Per mesi gli organizzatori di «European Jews for a Just Peace» hanno mantenuto un riserbo strettissimo sul porto da dove sarebbe partita la nave. Domenica pomeriggio è arrivato l'annuncio improvviso: il veliero «Irene» con a bordo dieci pacifisti israeliani ed ebrei oltre all'equipaggio, è salpata dal porto di Famagosta per dirigersi verso Gaza city dove ad attenderla c'è l'Ong palestinese «Gaza Community Mental Health Programme», diretta dal dottor Eyad Sarraj. Tra i partecipanti vi sono Rami Elhanan, un israeliano che ha perso la figlia in un attentato suicida a Gerusalemme nel 1997 - «Quel milione e mezzo di palestinesi di Gaza sono vittime come lo sono io» ha detto Elhanan ai giornalisti prima di salire a bordo - un sopravvissuto all'Olocausto, Reuven Moshkovitz, di 82 anni, e Carole Angier biografa di Primo Levi. A «guidare» il gruppo è Yonatan Shapira, un ex pilota di elicotteri dell'aviazione israeliana nonché uno dei refusenik più noti. A proposito del probabile arrembaggio israeliano alla "Irene", Shapira ha spiegato che i passeggeri attueranno una resistenza pacifica, non violenta. Uno degli organizzatori, Richard Kuper, ha spiegato che tra gli obiettivi della missione c'è quello di dimostrare che non tutti gli ebrei sostengono le politiche dei governi israeliani nei confronti dei palestinesi.
Per motivi non ancora resi noti la nave ebraica ha scelto di partire adesso, da sola.

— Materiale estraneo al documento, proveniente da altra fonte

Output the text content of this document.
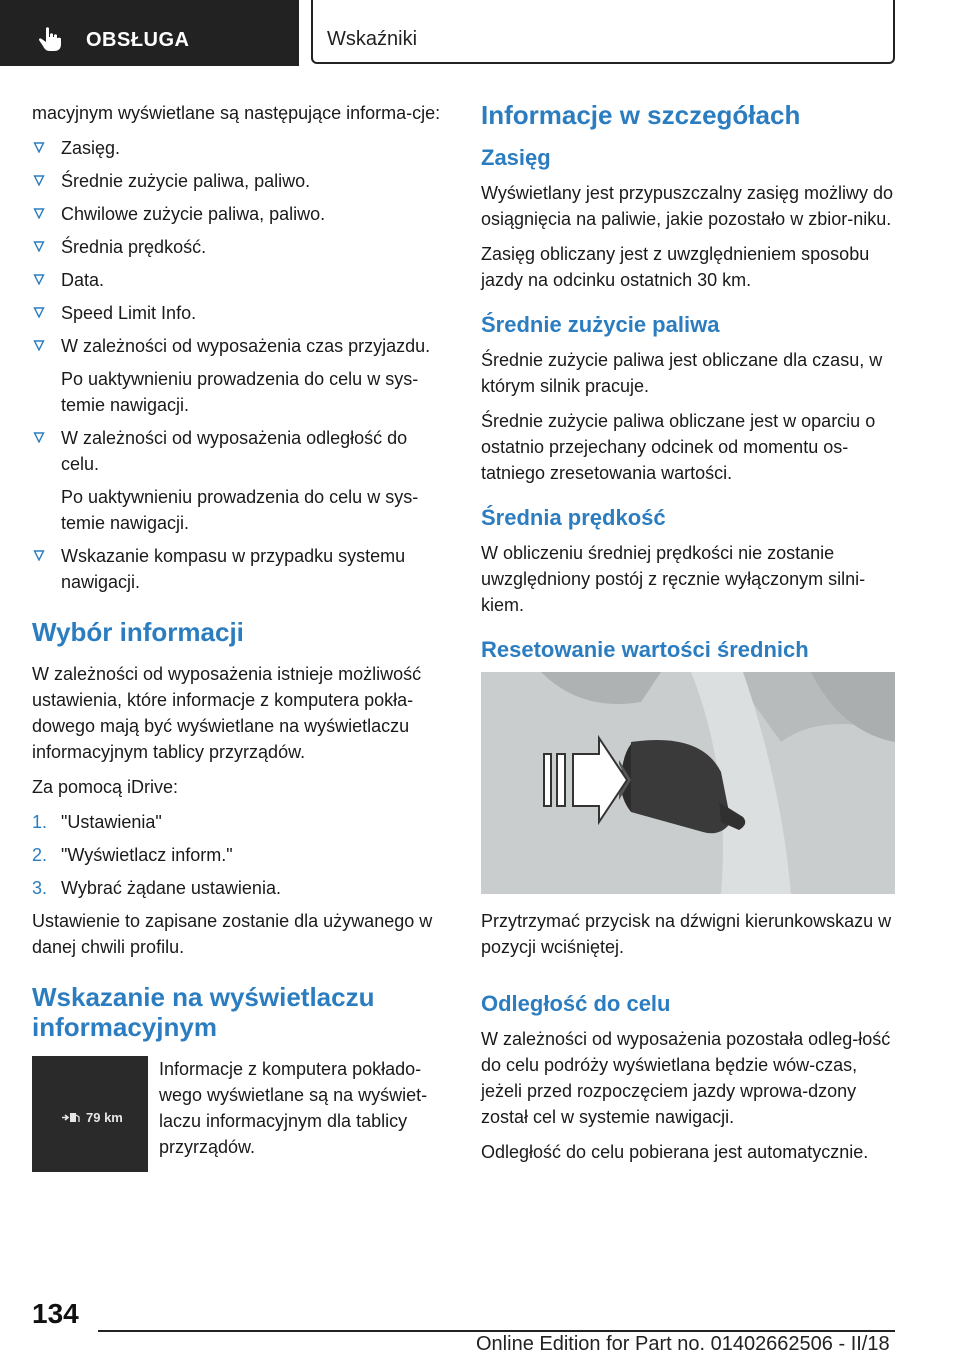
OBSŁUGA	Wskaźniki

macyjnym wyświetlane są następujące informa-cje:

Zasięg.
Średnie zużycie paliwa, paliwo.
Chwilowe zużycie paliwa, paliwo.
Średnia prędkość.
Data.
Speed Limit Info.
W zależności od wyposażenia czas przyjazdu.
Po uaktywnieniu prowadzenia do celu w sys-temie nawigacji.
W zależności od wyposażenia odległość do celu.
Po uaktywnieniu prowadzenia do celu w sys-temie nawigacji.
Wskazanie kompasu w przypadku systemu nawigacji.
Wybór informacji

W zależności od wyposażenia istnieje możliwość ustawienia, które informacje z komputera pokła-dowego mają być wyświetlane na wyświetlaczu informacyjnym tablicy przyrządów.

Za pomocą iDrive:

1. "Ustawienia"
2. "Wyświetlacz inform."
3. Wybrać żądane ustawienia.

Ustawienie to zapisane zostanie dla używanego w danej chwili profilu.

Wskazanie na wyświetlaczu informacyjnym
79 km

Informacje z komputera pokłado-wego wyświetlane są na wyświet-laczu informacyjnym dla tablicy przyrządów.

Informacje w szczegółach
Zasięg

Wyświetlany jest przypuszczalny zasięg możliwy do osiągnięcia na paliwie, jakie pozostało w zbior-niku.

Zasięg obliczany jest z uwzględnieniem sposobu jazdy na odcinku ostatnich 30 km.

Średnie zużycie paliwa

Średnie zużycie paliwa jest obliczane dla czasu, w którym silnik pracuje.

Średnie zużycie paliwa obliczane jest w oparciu o ostatnio przejechany odcinek od momentu os-tatniego zresetowania wartości.

Średnia prędkość

W obliczeniu średniej prędkości nie zostanie uwzględniony postój z ręcznie wyłączonym silni-kiem.

Resetowanie wartości średnich

Przytrzymać przycisk na dźwigni kierunkowskazu w pozycji wciśniętej.

Odległość do celu

W zależności od wyposażenia pozostała odleg-łość do celu podróży wyświetlana będzie wów-czas, jeżeli przed rozpoczęciem jazdy wprowa-dzony został cel w systemie nawigacji.

Odległość do celu pobierana jest automatycznie.

134
Online Edition for Part no. 01402662506 - II/18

Pertanto non farà parte della seconda Freedom Flottiglia per Gaza, che comprenderà una decina di imbarcazioni, una delle quali italiana e che porterà il nome del giornalista del manifesto Stefano Chiariri scomparso nel 2007. Ieri rappresentanti del «Movimento per Gaza Libera» hanno annunciato durante una conferenza stampa che il nuovo convoglio pacifista partirà alla fine dell'anno dal Pireo e hanno rivolto un appello affinché Israele rispetti la legge internazionale e non usi ancora una volta la forza per bloccare le navi dirette a Gaza. La scorsa settimana un rapporto diffuso dalla commissione d'inchiesta istituita dal Consiglio dei Diritti Umani dell'Onu sull'arrembaggio in mare del 31 maggio, ha riaffermato in modo netto il dovere che tutti gli Stati, senza eccezioni, hanno di rispettare il diritto internazionale. I membri della commissione hanno scritto che ci sono «prove evidenti» di comportamenti «brutali» compiuti da Israele contro gli attivisti diretti a Gaza al punto da accusare Tel Aviv Israele di «omicidio intenzionale» (dei nove turchi), nonché di «trattamenti disumani», di «gravi sofferenze» e «di ferite inferte intenzionalmente». Il governo israeliano ha seccamente respinto le conclusioni dei tre esperti dell'Onu e ha ribadito la sua posizione, ovvero che i soldati aprirono il fuoco per «legittima difesa» costretto dal comportamento «aggressivo e violento» dei passeggeri.